For the cable industry, a big legal victory was a long time coming. But more importantly, the notion of caps seems to be one whose time has passed, according to politicians, wonks and lawyers in Washington.

"Frankly, I'm not surprised the courts have come down the way they have," House Commerce Committee Chairman Billy Tauzin, R-La., said at a Consumer Electronics Association conference.

"I think this was a decision you had to expect in a changing world of communications voices. All those ownership restrictions and caps were built in a time of limited voices in our society. Look at all these voices now," he quipped, gesturing to the horde of business and trade journalists gathered around him.

Tauzin's comments and past promises suggest that not only are the days of cable ownership caps numbered, but so are the days of broadcast ownership caps and cross ownership rules.

The chairman's view is shared across party lines by U.S. Rep. Rick Boucher, D-Va., who sits on the Commerce and Judiciary Committees, giving him great sway over telecommunication law.

"I don't know, frankly, that the decision was wrong," Boucher said. "I had hoped that we would be in the position to legislate some changes to the cable ownership caps as part of a more comprehensive measure that addresses some other problems within the general telecommunications marketplace. I think these changes are always better made as part of larger legislation where you can expect all parties to make some contribution to solving the range of problems."

Boucher may still get his wish. While the Court of Appeals declared the commission had not met its constitutional burden when setting the caps, in essence had not justified the 30% limit, it did not deem the caps themselves unconstitutional. Instead, the court ordered the commission to reconfigure the rules or provide further justification for 30%.

Furthermore, the 1992 Cable Act requires the commission to set the caps.

Therefore, if Tauzin and Boucher want to get rid of the ownership limits altogether, it will require a legislative fix rather than a commission remedy.

For now, the ball remains in the FCC's court. The commission must decide whether to appeal the court ruling or reconfigure the caps. The most likely scenario, according to FCC observers, is that Chairman Powell will decide not to appeal the ruling and will open a proceeding re-examining the FCC rules.

Powell would not comment specifically when asked about the fate of the commission's ownership rules, but did say the FCC would have to take a second look at its ruling in AT&T's merger with Media One. That deal put AT&T over the ownership cap and compelled the commission to force the company to divest ownership interests in order to come in under the 30% mark, a decision that may now be moot.

"The merger order discussed the statute," Powell said. "Anything that might have been based on a statute that has been declared inappropriate or unconstitutional has to be reviewed."

Loraine Card, a partner with Potomac Hudson Group, which lobbies in cable issues, was pleased with the ruling. She said it reflected the reality of the industry right now.

"The industry has been consolidating over the last several years in order to compete in the variety of business lines: high-speed Internet, digital video and local telephone services, and I believe the cable broadband industry will continue to look at securing market scale through consolidations and acquisitions," she says. "Looking at the competition -- DirecTV and Echostar with nationwide coverage, Verizon and SBC with huge markets and over 95% residential local telephone share to name a few -- makes it compelling for companies to look at economies of scale issues."

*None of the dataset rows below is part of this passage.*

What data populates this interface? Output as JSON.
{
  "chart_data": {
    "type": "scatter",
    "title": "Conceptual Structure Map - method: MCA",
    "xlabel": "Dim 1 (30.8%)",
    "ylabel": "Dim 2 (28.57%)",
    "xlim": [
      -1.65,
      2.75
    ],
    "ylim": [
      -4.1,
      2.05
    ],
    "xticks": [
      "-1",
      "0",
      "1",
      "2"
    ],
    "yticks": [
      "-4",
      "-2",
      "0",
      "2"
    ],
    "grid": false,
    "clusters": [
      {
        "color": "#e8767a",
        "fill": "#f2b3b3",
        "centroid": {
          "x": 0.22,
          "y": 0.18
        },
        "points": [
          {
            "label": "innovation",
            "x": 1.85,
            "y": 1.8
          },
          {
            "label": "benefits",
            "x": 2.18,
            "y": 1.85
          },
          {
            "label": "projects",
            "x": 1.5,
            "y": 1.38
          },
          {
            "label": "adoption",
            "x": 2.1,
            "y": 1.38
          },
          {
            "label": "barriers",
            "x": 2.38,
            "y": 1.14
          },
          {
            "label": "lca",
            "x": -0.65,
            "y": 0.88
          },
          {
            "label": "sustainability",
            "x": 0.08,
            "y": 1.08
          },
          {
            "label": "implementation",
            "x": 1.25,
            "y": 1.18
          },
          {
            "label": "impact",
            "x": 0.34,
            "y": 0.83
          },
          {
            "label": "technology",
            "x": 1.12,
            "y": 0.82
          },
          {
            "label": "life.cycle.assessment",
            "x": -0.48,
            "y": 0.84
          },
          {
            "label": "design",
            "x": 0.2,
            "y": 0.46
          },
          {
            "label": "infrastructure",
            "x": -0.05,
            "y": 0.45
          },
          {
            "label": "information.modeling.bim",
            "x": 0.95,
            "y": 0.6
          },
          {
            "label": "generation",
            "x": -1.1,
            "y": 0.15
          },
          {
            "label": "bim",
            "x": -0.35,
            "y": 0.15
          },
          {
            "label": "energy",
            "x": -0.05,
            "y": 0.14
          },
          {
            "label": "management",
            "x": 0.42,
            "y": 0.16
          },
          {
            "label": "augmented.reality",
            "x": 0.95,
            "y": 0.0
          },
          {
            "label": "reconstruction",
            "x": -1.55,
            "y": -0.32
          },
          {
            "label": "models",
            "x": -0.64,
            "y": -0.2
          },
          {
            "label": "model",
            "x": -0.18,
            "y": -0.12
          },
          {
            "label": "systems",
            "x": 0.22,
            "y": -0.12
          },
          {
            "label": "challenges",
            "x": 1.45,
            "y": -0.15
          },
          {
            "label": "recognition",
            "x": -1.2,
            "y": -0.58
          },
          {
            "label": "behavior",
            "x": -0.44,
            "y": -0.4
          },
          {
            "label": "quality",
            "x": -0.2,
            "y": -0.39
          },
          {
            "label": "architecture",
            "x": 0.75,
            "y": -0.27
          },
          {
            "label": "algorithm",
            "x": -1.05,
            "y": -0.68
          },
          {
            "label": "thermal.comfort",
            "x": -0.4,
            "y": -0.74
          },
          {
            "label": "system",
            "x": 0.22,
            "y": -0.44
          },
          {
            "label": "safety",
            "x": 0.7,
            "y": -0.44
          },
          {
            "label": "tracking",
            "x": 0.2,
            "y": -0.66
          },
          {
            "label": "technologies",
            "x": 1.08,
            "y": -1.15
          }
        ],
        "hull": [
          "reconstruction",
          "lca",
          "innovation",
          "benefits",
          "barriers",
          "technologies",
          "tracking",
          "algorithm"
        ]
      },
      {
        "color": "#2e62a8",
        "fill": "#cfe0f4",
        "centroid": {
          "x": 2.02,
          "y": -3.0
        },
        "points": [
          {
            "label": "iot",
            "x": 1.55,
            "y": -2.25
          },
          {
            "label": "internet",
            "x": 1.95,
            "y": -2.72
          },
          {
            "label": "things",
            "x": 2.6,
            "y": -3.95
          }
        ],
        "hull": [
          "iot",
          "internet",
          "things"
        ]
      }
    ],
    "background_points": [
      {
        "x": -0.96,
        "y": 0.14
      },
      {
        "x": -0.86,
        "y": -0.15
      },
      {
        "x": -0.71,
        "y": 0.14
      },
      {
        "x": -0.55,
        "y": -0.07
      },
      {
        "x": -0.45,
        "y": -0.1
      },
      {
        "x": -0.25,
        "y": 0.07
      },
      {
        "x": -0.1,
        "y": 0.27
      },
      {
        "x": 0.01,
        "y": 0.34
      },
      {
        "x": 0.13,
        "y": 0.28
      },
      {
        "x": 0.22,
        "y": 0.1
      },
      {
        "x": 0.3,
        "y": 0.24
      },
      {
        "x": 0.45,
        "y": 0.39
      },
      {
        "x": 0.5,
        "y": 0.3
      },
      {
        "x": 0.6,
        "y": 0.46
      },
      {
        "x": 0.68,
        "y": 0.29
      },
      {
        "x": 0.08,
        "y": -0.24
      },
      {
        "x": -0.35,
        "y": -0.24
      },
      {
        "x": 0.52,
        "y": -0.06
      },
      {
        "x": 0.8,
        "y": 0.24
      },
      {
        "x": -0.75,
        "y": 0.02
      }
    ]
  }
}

After an initial rush of euphoria, cooler heads now believe the decision will have little short-term effect on the industry from a regulatory and legislative standpoint. The ruling should, however, help flame the future regulatory philosophy and places the industry squarely under the umbrella of the First Amendment.

"I don't think this makes much of a difference, with the possible exception that it gives AT&T some room to maneuver. Nobody was close to the cap," long-time cable observer Steve Effros of Effros Communications said. "What's far more significant is what the court's implications for other regulations are ... [Cable companies] are now First Amendment speakers, and there is agreement that government cannot write rules without some legal backing just to meet policy goals."

The satellite television industry is now using this logic in its case against the FCC over must carry rules. In court documents, the Satellite Broadcasting and Communications Association, DirecTV and EchoStar told the court that the cap ruling mimics some issues in the must carry suit.